In keeping with Visa’s all-you-need theme, Leo Burnett’s New York Festivals Gold-winning spot ‘Vending Machine’ features a gigantic vending machine filled with all kinds of things you don’t need. . . but really, really want.
Some fancy sports cars, a grand piano, a fireplace with a roaring fire, a few boats and the piece de resistance, E3, a shiny new red motorcycle, occupy the space inside a larger-than-life, brightly lit vending machine parked between the buildings of a busy street.
Agency art director Kelly Zettel and copywriter Susan Elsley coined the monster-machine concept for Visa Gold to stress the big-money spending power of the higher-end card.

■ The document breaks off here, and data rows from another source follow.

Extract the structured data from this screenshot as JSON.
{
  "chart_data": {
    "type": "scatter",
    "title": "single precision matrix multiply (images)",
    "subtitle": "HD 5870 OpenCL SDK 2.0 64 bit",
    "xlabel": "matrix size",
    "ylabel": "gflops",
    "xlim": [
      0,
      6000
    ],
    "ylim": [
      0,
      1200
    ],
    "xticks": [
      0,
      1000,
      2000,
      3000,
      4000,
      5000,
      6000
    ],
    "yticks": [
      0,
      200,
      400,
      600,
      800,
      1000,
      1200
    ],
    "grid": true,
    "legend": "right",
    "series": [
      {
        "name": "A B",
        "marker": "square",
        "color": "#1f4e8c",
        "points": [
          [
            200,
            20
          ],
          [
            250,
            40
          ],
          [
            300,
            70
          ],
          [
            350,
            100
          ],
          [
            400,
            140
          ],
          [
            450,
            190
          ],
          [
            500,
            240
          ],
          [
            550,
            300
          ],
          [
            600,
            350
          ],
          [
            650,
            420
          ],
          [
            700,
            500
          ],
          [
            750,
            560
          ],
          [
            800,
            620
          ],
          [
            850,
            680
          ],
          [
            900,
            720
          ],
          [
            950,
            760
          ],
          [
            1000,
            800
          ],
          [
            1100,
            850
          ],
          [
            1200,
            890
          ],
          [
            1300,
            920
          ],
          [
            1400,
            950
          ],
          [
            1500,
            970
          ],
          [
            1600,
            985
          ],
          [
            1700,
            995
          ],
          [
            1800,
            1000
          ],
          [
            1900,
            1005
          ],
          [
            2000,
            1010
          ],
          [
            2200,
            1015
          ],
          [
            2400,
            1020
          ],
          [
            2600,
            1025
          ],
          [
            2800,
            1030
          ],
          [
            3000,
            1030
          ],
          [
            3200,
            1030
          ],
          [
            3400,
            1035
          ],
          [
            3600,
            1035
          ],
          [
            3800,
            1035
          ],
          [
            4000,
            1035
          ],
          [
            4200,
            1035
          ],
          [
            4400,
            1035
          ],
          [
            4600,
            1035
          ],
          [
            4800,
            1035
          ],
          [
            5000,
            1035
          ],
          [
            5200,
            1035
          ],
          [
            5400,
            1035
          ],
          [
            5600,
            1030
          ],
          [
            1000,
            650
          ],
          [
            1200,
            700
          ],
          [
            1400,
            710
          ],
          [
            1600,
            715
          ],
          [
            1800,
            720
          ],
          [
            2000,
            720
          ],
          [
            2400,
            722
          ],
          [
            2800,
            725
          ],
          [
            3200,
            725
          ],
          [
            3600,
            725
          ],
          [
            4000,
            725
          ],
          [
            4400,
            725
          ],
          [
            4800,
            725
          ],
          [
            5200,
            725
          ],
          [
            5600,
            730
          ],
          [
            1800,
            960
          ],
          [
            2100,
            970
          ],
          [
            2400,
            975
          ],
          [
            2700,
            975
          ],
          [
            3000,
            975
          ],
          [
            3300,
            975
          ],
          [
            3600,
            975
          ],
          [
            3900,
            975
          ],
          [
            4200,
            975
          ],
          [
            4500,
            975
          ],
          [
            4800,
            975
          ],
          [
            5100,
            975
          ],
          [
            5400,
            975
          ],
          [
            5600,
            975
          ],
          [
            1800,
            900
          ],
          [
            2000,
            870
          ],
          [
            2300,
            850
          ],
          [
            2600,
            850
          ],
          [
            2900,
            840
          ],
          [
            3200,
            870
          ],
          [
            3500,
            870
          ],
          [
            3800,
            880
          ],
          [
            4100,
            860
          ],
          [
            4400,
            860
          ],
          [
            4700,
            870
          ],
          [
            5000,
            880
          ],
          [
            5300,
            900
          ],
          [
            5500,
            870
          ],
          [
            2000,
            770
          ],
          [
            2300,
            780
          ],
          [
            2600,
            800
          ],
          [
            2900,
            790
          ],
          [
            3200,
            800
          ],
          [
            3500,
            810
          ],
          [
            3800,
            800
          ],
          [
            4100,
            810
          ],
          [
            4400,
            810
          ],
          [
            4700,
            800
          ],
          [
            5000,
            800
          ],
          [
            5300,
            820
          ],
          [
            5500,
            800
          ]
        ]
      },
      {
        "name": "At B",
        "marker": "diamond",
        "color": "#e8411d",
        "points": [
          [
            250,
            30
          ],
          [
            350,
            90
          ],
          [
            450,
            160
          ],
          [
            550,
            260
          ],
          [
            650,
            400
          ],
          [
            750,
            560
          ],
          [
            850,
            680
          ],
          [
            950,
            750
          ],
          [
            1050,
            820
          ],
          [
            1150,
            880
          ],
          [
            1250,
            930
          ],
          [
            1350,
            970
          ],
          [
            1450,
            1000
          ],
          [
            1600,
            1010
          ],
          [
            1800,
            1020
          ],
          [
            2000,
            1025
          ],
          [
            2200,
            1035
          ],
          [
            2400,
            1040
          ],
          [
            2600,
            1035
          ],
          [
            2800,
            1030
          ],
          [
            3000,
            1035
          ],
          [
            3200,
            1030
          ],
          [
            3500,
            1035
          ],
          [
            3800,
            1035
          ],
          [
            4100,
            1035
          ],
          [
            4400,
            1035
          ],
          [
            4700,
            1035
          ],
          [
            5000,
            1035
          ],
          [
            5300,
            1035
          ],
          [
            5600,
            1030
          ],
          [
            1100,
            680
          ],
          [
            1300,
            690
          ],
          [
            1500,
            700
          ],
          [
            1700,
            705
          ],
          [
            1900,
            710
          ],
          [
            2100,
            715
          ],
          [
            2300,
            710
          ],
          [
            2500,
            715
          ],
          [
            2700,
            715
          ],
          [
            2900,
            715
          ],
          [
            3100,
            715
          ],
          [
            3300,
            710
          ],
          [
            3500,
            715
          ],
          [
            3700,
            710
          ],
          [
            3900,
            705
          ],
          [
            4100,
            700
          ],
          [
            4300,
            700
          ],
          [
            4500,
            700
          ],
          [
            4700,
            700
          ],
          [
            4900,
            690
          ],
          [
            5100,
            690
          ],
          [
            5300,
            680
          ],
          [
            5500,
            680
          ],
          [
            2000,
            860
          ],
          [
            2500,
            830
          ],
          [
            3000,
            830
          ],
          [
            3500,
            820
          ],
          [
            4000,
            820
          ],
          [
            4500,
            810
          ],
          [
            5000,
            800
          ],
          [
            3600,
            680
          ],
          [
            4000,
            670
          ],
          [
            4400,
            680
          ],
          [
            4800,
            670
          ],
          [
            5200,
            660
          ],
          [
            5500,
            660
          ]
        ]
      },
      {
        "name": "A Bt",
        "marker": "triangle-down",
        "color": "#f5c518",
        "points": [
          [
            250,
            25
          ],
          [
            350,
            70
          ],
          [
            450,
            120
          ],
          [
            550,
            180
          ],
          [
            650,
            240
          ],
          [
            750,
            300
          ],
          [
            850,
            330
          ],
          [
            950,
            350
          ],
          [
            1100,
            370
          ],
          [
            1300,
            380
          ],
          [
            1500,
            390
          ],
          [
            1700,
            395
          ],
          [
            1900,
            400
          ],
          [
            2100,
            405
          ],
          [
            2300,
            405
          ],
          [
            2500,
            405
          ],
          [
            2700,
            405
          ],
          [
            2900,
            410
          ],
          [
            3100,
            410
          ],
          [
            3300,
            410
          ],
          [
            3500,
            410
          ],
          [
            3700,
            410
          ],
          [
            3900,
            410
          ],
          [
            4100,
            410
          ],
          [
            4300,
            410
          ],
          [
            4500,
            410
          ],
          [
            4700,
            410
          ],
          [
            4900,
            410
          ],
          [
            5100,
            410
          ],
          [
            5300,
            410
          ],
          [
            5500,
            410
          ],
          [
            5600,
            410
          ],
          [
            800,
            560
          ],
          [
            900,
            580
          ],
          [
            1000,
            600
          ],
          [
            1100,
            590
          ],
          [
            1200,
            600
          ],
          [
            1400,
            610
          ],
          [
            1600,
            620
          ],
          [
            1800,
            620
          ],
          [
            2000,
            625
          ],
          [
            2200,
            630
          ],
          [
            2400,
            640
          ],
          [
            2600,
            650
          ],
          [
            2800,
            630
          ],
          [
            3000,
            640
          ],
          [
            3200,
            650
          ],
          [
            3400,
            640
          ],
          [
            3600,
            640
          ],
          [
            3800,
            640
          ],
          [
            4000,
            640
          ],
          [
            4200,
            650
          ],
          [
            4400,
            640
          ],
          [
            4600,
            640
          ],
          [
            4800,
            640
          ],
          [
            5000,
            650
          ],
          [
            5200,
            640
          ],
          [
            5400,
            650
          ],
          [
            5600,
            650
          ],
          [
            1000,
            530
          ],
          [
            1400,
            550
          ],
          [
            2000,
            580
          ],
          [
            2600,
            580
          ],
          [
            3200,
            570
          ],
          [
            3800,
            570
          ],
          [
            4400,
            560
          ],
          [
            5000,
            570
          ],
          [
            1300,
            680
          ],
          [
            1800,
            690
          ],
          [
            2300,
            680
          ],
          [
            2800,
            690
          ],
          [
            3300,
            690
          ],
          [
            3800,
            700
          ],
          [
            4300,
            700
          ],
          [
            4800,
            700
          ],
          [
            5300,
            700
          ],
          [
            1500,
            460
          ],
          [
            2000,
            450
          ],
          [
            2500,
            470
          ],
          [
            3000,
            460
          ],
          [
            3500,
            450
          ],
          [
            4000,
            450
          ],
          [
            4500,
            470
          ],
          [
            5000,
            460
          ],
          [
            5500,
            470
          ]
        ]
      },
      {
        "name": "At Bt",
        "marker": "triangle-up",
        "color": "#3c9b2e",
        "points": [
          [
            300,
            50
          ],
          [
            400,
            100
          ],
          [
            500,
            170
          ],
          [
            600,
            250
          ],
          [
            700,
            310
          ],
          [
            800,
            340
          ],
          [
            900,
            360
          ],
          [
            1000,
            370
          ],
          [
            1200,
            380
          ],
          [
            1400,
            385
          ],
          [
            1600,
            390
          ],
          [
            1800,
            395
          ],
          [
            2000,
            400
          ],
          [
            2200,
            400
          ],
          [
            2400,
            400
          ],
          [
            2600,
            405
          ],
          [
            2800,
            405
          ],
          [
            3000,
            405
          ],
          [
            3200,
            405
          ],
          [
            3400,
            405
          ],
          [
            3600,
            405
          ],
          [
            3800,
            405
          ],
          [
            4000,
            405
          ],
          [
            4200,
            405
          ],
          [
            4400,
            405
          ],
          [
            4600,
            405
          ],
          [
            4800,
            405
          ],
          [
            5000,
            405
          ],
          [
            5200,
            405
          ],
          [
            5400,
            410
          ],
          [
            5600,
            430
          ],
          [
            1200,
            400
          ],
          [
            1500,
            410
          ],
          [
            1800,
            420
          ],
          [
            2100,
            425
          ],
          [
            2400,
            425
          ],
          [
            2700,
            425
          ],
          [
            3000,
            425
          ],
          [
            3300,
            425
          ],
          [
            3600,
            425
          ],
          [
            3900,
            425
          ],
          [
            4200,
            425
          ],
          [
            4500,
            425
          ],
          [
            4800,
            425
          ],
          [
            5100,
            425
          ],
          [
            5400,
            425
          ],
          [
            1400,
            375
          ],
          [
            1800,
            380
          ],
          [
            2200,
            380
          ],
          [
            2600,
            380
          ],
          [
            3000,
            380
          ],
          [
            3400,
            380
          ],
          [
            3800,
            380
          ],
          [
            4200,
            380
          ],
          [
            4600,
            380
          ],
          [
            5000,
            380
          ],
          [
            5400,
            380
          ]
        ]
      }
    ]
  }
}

‘We were trying to show someone buying something expensive without going the route of travel, we’ve seen that enough,’ says Elsley. ‘We wanted to come up with a way we could show someone buying something they could hold in their hand and do it in a way that left a smile on your face.’
The lucky pedestrian who stumbles upon the vending machine was shot on a street in front of a blue screen by Avion Films director Justin Klarenbeck (then with The Partners’ Film Company) and dop Doug Koch. The expensive toys were shot in-studio, as was the first row of the machine, the door and the key pad, which were constructed on-set.
The remaining levels of the vending machine were digitally painted in sgi and Mac by Axyz matte painter John Fraser using a combination of Photoshop and Matador. Andy Ames put it all together at Panic & Bob.
What makes the spot successful, according to Fraser, is the combination of the performance with the illusion.
‘The illusion is nothing without what leads up to it, it’s just a big vending machine,’ he says. ‘What makes it work is the fact that the story hangs together as an edit to get you there and it has a certain lightheartedness.’
All the emphasis of the spot is on the last shot, the big vending machine reveal, which meant if it wasn’t successful as a support for the action, then the whole commercial died.
‘The challenge was to make it so it all went in flow and didn’t overpower the evolution towards the shot, but at the same time accomplished the task of holding it together,’ says Fraser. ‘That’s the thing about matte shots, they have to have the strength to do their job but they shouldn’t overpower or stand out conspicuously. The fact is, you shouldn’t know it’s a matte shot, except for the fact that vending machines are not that big.’